No, I think they want Profile-Guided Optimization. I think the C# AoT mode uses the results of a JIT first run.

the_duke

The delta to the performance of C++/Rust Protobuf implementations would be interesting.

nateb2022

Even before Hyperpb, Go was already very competitive, e.g. this article from last year: https://www.greptime.com/blogs/2024-04-09-rust-protobuf-perf...

jeffbee

My experience is that the practical performance achievable with Go is higher because the C++ lifetime issues are too difficult to reason about and therefore the developer is forced to copy for safety. In Go you can fairly easily alias everything from the physical buffer into your parsed object.
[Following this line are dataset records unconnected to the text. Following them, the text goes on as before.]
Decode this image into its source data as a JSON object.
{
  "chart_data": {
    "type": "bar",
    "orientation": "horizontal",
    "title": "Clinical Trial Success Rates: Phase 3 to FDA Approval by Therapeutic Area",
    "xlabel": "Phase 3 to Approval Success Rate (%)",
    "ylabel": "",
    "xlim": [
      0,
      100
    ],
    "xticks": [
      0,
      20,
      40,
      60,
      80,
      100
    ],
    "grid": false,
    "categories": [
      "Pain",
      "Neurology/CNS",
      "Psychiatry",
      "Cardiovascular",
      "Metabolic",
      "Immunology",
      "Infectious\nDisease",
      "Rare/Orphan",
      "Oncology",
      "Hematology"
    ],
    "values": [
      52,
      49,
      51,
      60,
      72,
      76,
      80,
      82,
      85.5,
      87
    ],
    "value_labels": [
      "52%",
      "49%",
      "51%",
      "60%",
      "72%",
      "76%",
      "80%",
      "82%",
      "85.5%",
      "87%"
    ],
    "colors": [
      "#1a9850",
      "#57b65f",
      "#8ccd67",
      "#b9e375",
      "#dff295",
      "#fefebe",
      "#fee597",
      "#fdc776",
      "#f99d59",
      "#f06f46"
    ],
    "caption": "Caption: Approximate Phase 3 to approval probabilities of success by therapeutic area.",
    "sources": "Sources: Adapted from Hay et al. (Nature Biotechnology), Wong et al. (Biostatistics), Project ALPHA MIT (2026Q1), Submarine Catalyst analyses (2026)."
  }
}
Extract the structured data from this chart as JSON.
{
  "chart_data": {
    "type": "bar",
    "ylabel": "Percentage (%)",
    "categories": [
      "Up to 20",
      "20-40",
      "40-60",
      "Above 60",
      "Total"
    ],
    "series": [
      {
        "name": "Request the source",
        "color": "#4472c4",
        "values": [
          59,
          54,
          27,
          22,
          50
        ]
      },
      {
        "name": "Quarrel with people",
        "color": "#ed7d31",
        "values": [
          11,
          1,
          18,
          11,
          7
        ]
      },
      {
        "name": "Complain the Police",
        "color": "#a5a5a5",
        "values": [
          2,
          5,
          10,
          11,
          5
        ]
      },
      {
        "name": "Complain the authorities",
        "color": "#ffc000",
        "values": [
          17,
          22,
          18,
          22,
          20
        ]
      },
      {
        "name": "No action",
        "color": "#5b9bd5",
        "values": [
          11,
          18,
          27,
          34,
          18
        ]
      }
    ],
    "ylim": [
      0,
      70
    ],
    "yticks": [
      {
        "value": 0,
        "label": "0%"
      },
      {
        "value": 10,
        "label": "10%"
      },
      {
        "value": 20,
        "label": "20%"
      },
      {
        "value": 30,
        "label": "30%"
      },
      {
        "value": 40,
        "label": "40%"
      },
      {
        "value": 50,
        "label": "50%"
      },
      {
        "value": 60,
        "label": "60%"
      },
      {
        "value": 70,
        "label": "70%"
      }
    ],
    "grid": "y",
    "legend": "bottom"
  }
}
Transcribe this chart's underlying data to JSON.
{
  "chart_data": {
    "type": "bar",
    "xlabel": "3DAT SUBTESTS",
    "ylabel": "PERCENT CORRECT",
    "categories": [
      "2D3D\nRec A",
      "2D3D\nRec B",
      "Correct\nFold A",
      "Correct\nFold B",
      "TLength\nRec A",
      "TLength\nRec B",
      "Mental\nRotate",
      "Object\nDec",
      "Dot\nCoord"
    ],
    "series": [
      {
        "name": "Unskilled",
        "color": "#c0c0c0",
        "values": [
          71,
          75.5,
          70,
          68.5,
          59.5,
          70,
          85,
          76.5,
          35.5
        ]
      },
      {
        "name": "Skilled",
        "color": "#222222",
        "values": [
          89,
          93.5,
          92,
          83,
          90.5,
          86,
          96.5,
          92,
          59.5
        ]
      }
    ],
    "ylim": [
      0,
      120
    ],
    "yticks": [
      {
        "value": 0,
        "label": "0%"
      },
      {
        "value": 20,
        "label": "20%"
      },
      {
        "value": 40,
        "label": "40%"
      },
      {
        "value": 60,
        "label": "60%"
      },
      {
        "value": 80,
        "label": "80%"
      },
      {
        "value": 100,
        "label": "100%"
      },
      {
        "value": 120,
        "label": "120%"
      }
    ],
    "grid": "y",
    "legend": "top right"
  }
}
In the official C++ library, protobuf refuses to acknowledge even the possibility of aliasing. Even if you say that your string types are "view" there is an owned buffer inside the generated class into which your data is copied. This is exasperating because inside Google they have several different ways to not copy a string into a protobuf, and they're all patched out of the open source edition, and you can read them and cry about it by looking at their git logs for "internal change" commits with baffling only-whitespaces changes that are symptomatic of where they are patching out the good stuff.

reactordev

Oh it’s worse, it’s a full on marshal of the whole data. What we need is a no-allocation-protobuf that binds to existing memory, knows about aliases, can deal with a pointer. I love protobuf but I’ve moved to other messaging implementations that provide a faster marshal/unmarshal. Maybe I’ll give this a try.

haberman

I think you can alias the input data using Cord fields? As long as the input is Cord.

mwigdahl

Really missed a great naming opportunity with "superpb" (pronounced as "superb").

cryptonector

Why not coin hyperb as the hyper equivalent of super's superb?

JoshTriplett

I'd expect the current name to be pronounced like the first part of "hyperbole", which doesn't have nearly the same positive connotations, yeah.